Is there another way to run the command to fix permissions or is this just a missing package?
- carbonio-ce 26.3.2
- carbonio-core/jammy,now 4.5.4-1jammy amd64 [installed,automatic]
- Ubuntu 22.04
Thanks,
Hippiecool
@hippiecool
Yes, from release 26.3.0 zmfixperms (/opt/zextras/libexec/zmfixperms.sh) is no longer available. So the zmfixperms was responsible for:
- creating system users, groups and group members
- fixing ownership & permissions for directories, files
As system users and groups are created during package installation, one part of the zmfixperms script is never being used by the users most of the time.
Also, zmfixperms takes lots of time to execute completely.
Now we have divided zmfixperms into two systemd components:
root@mail:~# ls /usr/lib/sysusers.d/carbonio-*.conf root@mail:~# ls /usr/lib/tmpfiles.d/carbonio-*.conf
Here, sysusers.d looks after User & Group Management and tmpfiles.d looks after Directory & File Management.

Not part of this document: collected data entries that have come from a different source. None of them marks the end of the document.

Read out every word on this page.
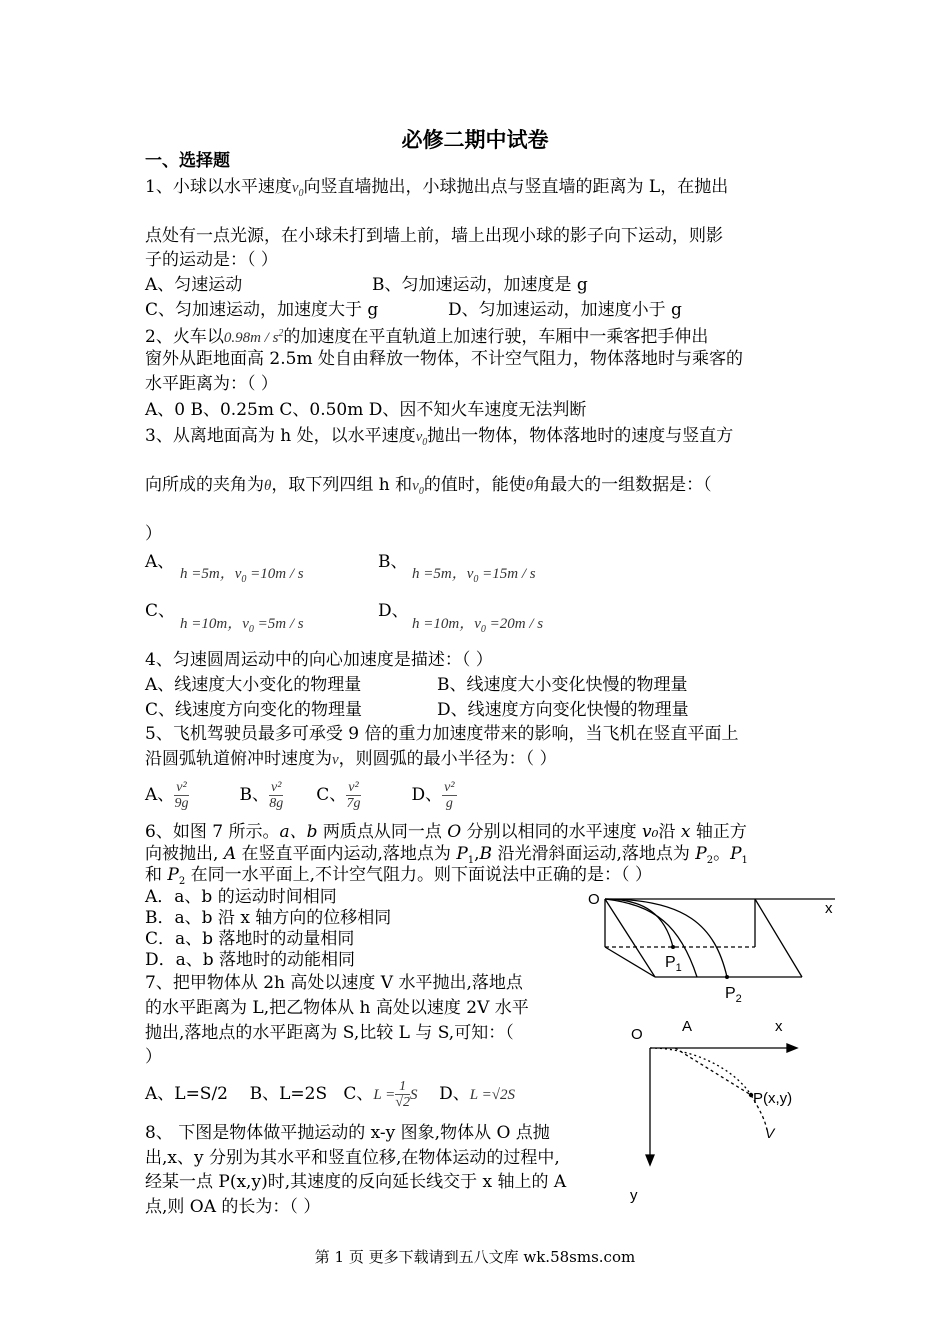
必修二期中试卷
一、选择题
1、小球以水平速度$v_0$向竖直墙抛出，小球抛出点与竖直墙的距离为 L，在抛出
点处有一点光源，在小球未打到墙上前，墙上出现小球的影子向下运动，则影
子的运动是：（ ）
A、匀速运动	B、匀加速运动，加速度是 g
C、匀加速运动，加速度大于 g	D、匀加速运动，加速度小于 g
2、火车以$0.98m / s^2$的加速度在平直轨道上加速行驶，车厢中一乘客把手伸出
窗外从距地面高 2.5m 处自由释放一物体，不计空气阻力，物体落地时与乘客的
水平距离为：（ ）
A、0 B、0.25m C、0.50m D、因不知火车速度无法判断
3、从离地面高为 h 处，以水平速度$v_0$抛出一物体，物体落地时的速度与竖直方
向所成的夹角为θ，取下列四组 h 和$v_0$的值时，能使θ角最大的一组数据是：（
）
A、
h =5m，$v_0 =10m / s$
B、
h =5m，$v_0 =15m / s$
C、
h =10m，$v_0 =5m / s$
D、
h =10m，$v_0 =20m / s$
4、匀速圆周运动中的向心加速度是描述：（ ）
A、线速度大小变化的物理量	B、线速度大小变化快慢的物理量
C、线速度方向变化的物理量	D、线速度方向变化快慢的物理量
5、飞机驾驶员最多可承受 9 倍的重力加速度带来的影响，当飞机在竖直平面上
沿圆弧轨道俯冲时速度为v，则圆弧的最小半径为：（ ）
A、 $\frac{\text{v²}}{9g}$	B、 $\frac{\text{v²}}{8g}$ C、 $\frac{\text{v²}}{7g}$	D、 $\frac{\text{v²}}{g}$
6、如图 7 所示。a、b 两质点从同一点 O 分别以相同的水平速度 v₀沿 x 轴正方
向被抛出, A 在竖直平面内运动,落地点为 $P_1,B$ 沿光滑斜面运动,落地点为 $P_2$。$P_1$
和 $P_2$ 在同一水平面上,不计空气阻力。则下面说法中正确的是：（ ）
A．a、b 的运动时间相同
B．a、b 沿 x 轴方向的位移相同
C．a、b 落地时的动量相同
D．a、b 落地时的动能相同
O
x
$P_1$
$P_2$
7、把甲物体从 2h 高处以速度 V 水平抛出,落地点
的水平距离为 L,把乙物体从 h 高处以速度 2V 水平
抛出,落地点的水平距离为 S,比较 L 与 S,可知：（
）
A、L=S/2 B、L=2S C、$L = \frac{1}{√2}$ S D、L =√2S
O	A	x
P(x,y)
V
y
8、 下图是物体做平抛运动的 x-y 图象,物体从 O 点抛
出,x、y 分别为其水平和竖直位移,在物体运动的过程中,
经某一点 P(x,y)时,其速度的反向延长线交于 x 轴上的 A
点,则 OA 的长为：（ ）
第 1 页 更多下载请到五八文库 wk.58sms.com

So to handle ownership, permissions of directories and files from now on you have to use:
systemd-tmpfiles --create # inplace of zmfixperms
For additional insight:
root@mail:~# systemctl status systemd-tmpfiles-setup.service root@mail:~# systemctl status systemd-sysusers.service
Thanks
It is a good move to use systemd to ensure the system user and file permissions & ownership but it is not meant to replace zmfixperms. Sometimes we need to run zmfixperms to fix incorrect permissions or ownership after rsync files during bare-metal DR. Since systemd-tmpfiles are supposed to be called during the boot, we just hope the permission and ownership are fixed with expectation of correct config files by Zextras. Perhaps running "systemd-tmpfiles --create" may do the job. Can gurus here confirm?